Australian agtech lagging other countries but outlook is ‘positive’

A new report has found Australia invested $0.12 per capita in agtech in 2016, far behind $5.80 in the US and $6.05 in Israel.

Australia’s agtech sector is not keeping pace with its global peers but does present increasing opportunities for savvy investors, a report has found.

Australian AgTech: Opportunities and challenges as seen from a US venture capital perspective, published by the University of Sydney’s United States Studies Centre, found that total venture capital deployment in Australia from Q1 2010 to Q2 2017 was $60 million.

In contrast, the US figure for the same period was $3.85 billion. The state of Connecticut alone saw $56 million of VC deployment in the period, only $4 million less than Australia’s total.

Claire McFarland, director for innovation and entrepreneurship at the United States Studies Centre, said Australia was also lagging the US and other countries in terms of levels of investment relative to GDP, as well as in absolute terms.

“When you look at Australia compared with the rest of the world in terms of the contribution that agriculture makes to GDP, and the extent to which we’re investing in it from a venture perspective, we’re doing quite poorly compared with other countries on some of those basic [metrics],” she told Agri Investor.
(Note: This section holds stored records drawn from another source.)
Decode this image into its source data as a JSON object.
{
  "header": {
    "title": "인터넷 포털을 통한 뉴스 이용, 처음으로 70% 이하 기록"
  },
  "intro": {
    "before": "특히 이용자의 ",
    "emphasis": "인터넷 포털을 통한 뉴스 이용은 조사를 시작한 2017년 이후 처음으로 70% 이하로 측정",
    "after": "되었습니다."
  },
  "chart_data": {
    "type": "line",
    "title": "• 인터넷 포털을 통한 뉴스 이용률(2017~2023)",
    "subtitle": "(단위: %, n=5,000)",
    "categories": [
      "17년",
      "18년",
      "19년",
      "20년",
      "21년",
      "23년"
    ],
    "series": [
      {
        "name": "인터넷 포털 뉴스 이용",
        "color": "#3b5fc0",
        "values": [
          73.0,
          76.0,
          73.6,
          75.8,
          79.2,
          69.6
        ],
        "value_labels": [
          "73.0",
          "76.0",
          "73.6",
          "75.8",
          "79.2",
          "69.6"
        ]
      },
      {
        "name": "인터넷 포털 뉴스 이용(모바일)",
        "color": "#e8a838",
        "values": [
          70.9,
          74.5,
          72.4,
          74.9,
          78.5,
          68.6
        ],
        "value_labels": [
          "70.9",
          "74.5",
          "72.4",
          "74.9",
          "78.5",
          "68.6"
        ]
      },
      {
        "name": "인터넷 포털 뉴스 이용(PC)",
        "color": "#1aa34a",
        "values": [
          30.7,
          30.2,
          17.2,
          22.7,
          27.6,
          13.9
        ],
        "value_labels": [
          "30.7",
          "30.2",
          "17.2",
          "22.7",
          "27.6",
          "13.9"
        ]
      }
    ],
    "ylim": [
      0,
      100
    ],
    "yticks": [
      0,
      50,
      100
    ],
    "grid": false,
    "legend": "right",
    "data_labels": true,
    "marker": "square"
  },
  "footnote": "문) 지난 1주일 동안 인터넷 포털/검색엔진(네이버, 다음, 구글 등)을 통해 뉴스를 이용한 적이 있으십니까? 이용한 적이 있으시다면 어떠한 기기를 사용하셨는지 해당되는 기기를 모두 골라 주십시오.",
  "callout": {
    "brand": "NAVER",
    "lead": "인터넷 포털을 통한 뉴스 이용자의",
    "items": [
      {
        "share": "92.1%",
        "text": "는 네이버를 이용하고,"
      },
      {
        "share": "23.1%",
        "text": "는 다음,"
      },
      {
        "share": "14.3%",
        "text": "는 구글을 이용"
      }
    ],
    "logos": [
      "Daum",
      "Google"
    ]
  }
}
“There’s a stark contrast in the extent to which we’re not making investments in this emerging growth area compared with other nations, not just the US.”

The report found that Australia invested $0.12 in agtech per capita in 2016, compared with $5.80 in the US and $6.05 in Israel. This is despite agriculture contributing 2.43 percent of Australia’s GDP, higher than Israel’s 1.17 percent and 1.01 percent in the US.

In addition, the total amount of VC-sourced capital deployed in Australian agtech in 2017 was just A$6.5 million ($4.6 million; €4.0 million), which the United States Studies Centre said was approximately the size of a single early-stage VC deal in the US.

This lack of investment to date could be because the Australian agtech market is at an earlier stage of development than in other countries, Australian agtech companies are not good enough to warrant larger investments, or there is a lack of agtech expertise within the Australian investor community, the report found.

Despite this, investment in agtech as a percentage of overall venture capital deployment stood at 1.1 percent, which compared favourably with the 1.2 percent recorded in the US.

McFarland said she was “optimistic” about the prospects of Australia’s agtech sector because the report had found there had been an “explosion” in pre-seed funding through incubators and accelerators in the country.

“Having the volume in the pipeline is really important, and I think that has shifted since 2016,” she said.

“And when we asked investors about sectors, Australian investors who were interested [in agtech] said they were interested in anything that was a good opportunity, which is perhaps indicative of less sophistication in understanding the agtech environment, but is also a good sign because it shows that investors are open to opportunities from a very broad perspective. I think that’s very valuable at this point.”

The report found there was a need to find and recruit more foreign lead investors for Australian agtech venture investments, who could invest alongside domestic groups and transfer expertise.

It also recommended that government create an incentive for multinational agribusinesses to conduct more research and development in Australia, noting that none of the ‘big three’ global agrochemical companies – Monsanto-Bayer, Dow-DuPont, and Syngenta-ChemChina – undertook any significant in-house R&D for biologic chemistry in Australia.

McFarlane said it was “a question for government” regarding what those incentives could look like in practice.

The United States Studies Centre compiled the report with publicly available information and conducted a survey in collaboration with the Australian Venture Capital and Private Equity Association. The latest investment recorded was in the Q1 2018 and investments made after 30 March 2018 were not included in the data analysis.